As we promised in the previous post, we tell in more detail about our service and how it was created.
Let's start from afar. Once upon a time there was a boutique law firm Seneschal International, which had long and fruitfully engaged in legal support for Internet business. Internet projects came across different, and each project had its own problem points, sometimes similar, sometimes completely different. But the most painful question for all the projects was the same: how is it legal and regularly paying a large number of individuals — webmasters, freelancers, speakers — for their work and services?
We began to think how to be. Naturally, the "black" schemes were not considered, since the task was to get rid of them; but it turned out that the legal options are not so simple. We had to give up the idea of ​​drawing up contracts for the contract almost immediately, why we told you
in the last publication . In short: the documentation and reporting, plus the tax burden on social contributions, were beyond the marginality of services, and withholding personal income tax resulted in noncompetitiveness.
')

As an experiment, we offered a single advertising partner network (Mixmarket) to try to make their webmasters individual entrepreneurs. They began to write guides: how to register as an individual entrepreneur, how much it is more profitable for taxes, and the guys from Mixmarket under the loyalty program made a system of compensation for registration costs - but this did not help. Then we created an “auto fill-in” form for registration, wrote instructions on how to fill out and submit reports (“I haven’t had a case yet”), found many companies in the regions helping to register individual entrepreneurs, found accounting offices, agreed with all about substantial discounts . But even here the result was not very joyful, because the IEs were just a little more than 6% of webmasters.
Writing this experiment into the number of "non-working" options, we conducted surveys among services and realized that more than 10% of the total number of webmasters to "recruit" to the PI did not happen to anyone. Accordingly, we decided not to return to this method.
Then we began to study how Yandex lives with its affiliate network - for those times, using one of the Russian companies of the group as the CSC. But the idea of ​​CSCs also had to be abandoned at the stage of a theoretical model, since, apart from how to produce “dumpsters”, such a scheme of work could not lead to anything good (and legal).
Then we decided to explore the experience of Google. Since Google is not a Russian company at all, it pays its webmasters not from Russia. For this reason, such a company cannot be a tax agent of such individuals (according to the Tax Code of the Russian Federation), does not charge social contributions and does not hold personal income tax, shifting the burden of tax payment to the webmasters themselves. After reviewing Google’s work, we offered our “trust” Russian projects to enter the international market, dividing our services into the Russian part, which does not have business with individuals, and the foreign part, which will work with such individuals. For these purposes, we have found jurisdictions in which our Russian Internet business lives comfortably.
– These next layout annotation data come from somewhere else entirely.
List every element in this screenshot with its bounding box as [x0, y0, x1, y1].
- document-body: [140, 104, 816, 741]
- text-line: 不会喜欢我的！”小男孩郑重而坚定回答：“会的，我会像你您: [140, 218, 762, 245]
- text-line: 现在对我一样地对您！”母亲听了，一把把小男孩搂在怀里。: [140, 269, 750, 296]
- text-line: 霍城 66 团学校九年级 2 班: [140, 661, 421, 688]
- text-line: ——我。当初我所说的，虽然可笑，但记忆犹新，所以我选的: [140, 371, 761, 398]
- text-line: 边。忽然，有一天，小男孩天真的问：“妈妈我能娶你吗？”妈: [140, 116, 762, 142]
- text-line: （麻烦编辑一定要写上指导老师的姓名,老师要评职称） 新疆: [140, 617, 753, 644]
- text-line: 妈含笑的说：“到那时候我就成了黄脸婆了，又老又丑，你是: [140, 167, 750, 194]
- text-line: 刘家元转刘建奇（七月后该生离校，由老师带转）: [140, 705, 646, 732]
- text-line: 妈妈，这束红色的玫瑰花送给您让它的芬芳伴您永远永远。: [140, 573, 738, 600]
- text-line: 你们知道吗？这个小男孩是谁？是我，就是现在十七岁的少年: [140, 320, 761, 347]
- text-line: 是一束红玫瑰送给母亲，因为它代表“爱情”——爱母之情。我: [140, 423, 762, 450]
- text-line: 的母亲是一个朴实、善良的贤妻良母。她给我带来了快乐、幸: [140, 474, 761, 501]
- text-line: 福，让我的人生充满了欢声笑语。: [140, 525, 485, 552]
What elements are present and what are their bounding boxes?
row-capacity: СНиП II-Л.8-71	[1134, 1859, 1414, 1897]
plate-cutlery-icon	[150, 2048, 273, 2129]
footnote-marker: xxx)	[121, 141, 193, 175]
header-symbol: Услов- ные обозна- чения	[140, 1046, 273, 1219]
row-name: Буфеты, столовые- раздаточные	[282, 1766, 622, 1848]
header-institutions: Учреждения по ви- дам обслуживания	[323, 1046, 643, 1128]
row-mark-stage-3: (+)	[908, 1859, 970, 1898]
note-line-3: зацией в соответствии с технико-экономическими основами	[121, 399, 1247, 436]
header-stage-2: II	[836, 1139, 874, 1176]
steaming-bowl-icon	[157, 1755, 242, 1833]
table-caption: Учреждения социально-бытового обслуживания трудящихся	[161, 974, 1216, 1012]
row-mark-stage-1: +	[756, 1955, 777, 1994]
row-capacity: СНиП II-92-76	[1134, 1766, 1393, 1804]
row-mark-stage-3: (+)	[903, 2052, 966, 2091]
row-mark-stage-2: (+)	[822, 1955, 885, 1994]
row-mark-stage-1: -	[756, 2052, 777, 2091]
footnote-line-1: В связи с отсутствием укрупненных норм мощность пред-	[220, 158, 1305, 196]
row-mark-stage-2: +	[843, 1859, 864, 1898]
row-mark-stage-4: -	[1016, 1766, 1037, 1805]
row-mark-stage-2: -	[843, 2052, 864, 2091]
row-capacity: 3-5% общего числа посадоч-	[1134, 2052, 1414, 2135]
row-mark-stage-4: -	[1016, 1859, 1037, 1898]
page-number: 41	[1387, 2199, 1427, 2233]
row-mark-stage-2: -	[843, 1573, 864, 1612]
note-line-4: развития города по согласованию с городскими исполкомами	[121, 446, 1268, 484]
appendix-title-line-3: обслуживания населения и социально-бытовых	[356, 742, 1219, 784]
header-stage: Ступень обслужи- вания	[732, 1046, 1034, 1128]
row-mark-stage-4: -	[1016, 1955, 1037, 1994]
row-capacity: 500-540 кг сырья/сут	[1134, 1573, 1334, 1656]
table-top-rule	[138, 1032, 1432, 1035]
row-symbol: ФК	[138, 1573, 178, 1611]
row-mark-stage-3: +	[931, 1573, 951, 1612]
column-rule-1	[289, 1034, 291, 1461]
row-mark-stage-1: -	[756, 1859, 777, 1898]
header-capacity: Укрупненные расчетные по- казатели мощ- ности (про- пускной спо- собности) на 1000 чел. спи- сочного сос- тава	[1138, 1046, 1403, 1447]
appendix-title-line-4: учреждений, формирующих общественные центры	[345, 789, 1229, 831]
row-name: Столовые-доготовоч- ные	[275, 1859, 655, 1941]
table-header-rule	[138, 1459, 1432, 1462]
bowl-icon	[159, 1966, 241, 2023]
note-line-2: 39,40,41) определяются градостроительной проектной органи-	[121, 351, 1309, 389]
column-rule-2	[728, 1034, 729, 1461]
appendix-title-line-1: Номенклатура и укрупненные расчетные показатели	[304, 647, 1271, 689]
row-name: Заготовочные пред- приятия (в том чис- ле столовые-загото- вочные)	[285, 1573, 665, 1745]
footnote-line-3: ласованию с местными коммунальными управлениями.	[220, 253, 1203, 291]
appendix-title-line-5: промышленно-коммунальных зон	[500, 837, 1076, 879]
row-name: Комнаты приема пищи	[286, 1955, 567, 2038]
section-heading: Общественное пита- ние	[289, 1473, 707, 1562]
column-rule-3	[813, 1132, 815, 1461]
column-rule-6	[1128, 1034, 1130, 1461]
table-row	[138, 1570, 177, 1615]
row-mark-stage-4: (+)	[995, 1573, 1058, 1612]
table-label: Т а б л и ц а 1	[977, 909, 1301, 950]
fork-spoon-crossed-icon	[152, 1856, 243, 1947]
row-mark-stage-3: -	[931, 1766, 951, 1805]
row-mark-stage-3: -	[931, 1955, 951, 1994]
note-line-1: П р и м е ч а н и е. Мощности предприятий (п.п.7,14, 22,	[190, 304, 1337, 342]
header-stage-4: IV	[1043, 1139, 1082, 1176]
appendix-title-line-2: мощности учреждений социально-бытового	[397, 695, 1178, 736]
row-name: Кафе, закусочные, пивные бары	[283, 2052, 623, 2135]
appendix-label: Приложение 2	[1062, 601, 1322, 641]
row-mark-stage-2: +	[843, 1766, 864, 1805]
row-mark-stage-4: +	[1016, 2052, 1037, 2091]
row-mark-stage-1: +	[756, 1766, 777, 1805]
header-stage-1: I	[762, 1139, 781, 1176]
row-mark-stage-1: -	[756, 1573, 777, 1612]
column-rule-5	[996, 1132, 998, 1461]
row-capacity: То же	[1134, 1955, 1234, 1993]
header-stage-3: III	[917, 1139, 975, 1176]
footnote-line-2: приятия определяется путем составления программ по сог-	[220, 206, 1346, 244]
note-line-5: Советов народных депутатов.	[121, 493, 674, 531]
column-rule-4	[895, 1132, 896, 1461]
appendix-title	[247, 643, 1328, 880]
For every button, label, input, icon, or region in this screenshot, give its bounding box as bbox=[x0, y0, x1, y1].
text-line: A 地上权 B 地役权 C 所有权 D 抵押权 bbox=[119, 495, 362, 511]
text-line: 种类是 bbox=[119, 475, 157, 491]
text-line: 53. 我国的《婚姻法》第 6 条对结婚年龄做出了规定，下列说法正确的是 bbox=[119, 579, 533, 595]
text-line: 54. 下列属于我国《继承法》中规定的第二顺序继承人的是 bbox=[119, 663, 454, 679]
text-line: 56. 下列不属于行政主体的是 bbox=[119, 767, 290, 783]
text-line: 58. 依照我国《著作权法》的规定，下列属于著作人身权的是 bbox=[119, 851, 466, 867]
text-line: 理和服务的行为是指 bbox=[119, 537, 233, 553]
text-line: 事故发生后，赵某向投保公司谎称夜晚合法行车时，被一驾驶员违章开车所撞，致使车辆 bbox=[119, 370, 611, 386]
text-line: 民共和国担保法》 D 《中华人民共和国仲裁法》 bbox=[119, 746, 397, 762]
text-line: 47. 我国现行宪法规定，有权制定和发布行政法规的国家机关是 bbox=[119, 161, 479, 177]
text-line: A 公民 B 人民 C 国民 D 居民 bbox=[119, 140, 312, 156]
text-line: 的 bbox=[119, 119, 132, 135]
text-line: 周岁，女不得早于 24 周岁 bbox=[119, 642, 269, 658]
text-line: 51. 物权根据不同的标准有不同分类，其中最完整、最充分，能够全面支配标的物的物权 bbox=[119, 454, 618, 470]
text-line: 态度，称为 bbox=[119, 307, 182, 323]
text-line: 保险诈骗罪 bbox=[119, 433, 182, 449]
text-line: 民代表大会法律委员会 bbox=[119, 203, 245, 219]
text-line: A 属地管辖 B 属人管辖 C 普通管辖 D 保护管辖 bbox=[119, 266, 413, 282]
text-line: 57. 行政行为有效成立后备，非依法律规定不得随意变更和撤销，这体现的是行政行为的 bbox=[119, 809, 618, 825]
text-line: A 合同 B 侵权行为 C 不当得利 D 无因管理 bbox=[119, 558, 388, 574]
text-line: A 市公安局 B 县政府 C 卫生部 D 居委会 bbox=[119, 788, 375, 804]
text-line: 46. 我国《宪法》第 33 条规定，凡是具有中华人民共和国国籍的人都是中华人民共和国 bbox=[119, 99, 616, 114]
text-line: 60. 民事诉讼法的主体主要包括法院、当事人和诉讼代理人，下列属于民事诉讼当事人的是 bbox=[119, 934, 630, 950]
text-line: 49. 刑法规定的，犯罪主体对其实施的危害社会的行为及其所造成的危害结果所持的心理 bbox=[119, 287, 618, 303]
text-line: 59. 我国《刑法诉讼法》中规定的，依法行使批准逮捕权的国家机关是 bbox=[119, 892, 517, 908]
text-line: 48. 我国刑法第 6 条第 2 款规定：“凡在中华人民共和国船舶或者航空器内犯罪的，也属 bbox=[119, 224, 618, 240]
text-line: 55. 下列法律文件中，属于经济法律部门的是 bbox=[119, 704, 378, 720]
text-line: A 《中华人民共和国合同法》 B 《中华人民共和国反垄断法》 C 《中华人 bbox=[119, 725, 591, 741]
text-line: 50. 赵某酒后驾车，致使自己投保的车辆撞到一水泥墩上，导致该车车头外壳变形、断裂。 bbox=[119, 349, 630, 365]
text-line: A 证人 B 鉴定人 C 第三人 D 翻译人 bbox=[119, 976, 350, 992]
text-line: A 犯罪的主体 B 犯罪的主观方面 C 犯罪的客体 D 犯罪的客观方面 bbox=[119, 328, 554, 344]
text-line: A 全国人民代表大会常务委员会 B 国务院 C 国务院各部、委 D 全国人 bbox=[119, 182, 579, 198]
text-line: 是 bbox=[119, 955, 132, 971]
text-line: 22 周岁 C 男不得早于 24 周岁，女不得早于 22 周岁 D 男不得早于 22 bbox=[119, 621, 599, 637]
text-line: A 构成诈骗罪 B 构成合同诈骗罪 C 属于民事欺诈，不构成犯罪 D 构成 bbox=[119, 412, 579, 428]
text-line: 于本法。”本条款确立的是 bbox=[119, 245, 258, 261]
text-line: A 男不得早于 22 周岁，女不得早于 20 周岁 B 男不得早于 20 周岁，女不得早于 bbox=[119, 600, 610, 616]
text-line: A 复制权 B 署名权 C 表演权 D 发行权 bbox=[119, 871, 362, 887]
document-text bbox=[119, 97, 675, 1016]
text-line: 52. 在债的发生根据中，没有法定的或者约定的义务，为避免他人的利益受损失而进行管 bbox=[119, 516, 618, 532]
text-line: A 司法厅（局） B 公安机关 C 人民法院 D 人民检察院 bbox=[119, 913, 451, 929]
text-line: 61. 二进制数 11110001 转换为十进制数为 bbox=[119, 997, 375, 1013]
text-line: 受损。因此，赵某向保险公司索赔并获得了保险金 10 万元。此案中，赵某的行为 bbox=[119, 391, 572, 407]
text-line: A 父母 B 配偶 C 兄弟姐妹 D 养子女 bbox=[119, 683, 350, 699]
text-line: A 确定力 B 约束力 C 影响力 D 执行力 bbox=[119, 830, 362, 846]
Again - no "black" options! We organized outlets to international markets for our clients in full compliance with all requirements of applicable laws: with opening offices in places of presence, hiring and / or relocation of part of the it infrastructure, personnel, localization of products, transfer of required business processes. So we "saved" a little more than ten of the largest Russian Internet projects. But even this option was not a panacea - although such a division of business covered the issue of payments to individuals, and companies no longer scared Russian and foreign investors with “strange” items of expenditure, but the requirements for the very possibility of such a restructuring were and remain, as they say, far from for all. Considerable temporary (at best, a year and a half) and financial (from 100 to 500 thousand USD) costs are completely unacceptable and very heavy for the overwhelming majority of Russian Internet companies.
Realizing that we were tired of restructuring another project from scratch and re-going through all these “circles of hell”, we came to the only correct conclusion - to serve the interests of a wide variety of Internet projects, both Russian and foreign, we need a single online service developed with a conscious approach to the problem. This is how the
SOLAR STAFF appeared - a service that allows our counterparties to work with individuals according to the customer-general contractor model (SOLAR STAFF service) - a subcontractor (webmaster or freelancer), which in turn gives companies the opportunity to work with individuals without undue pressure on document flow and taxes, while not wasting time and money to truly become an international business.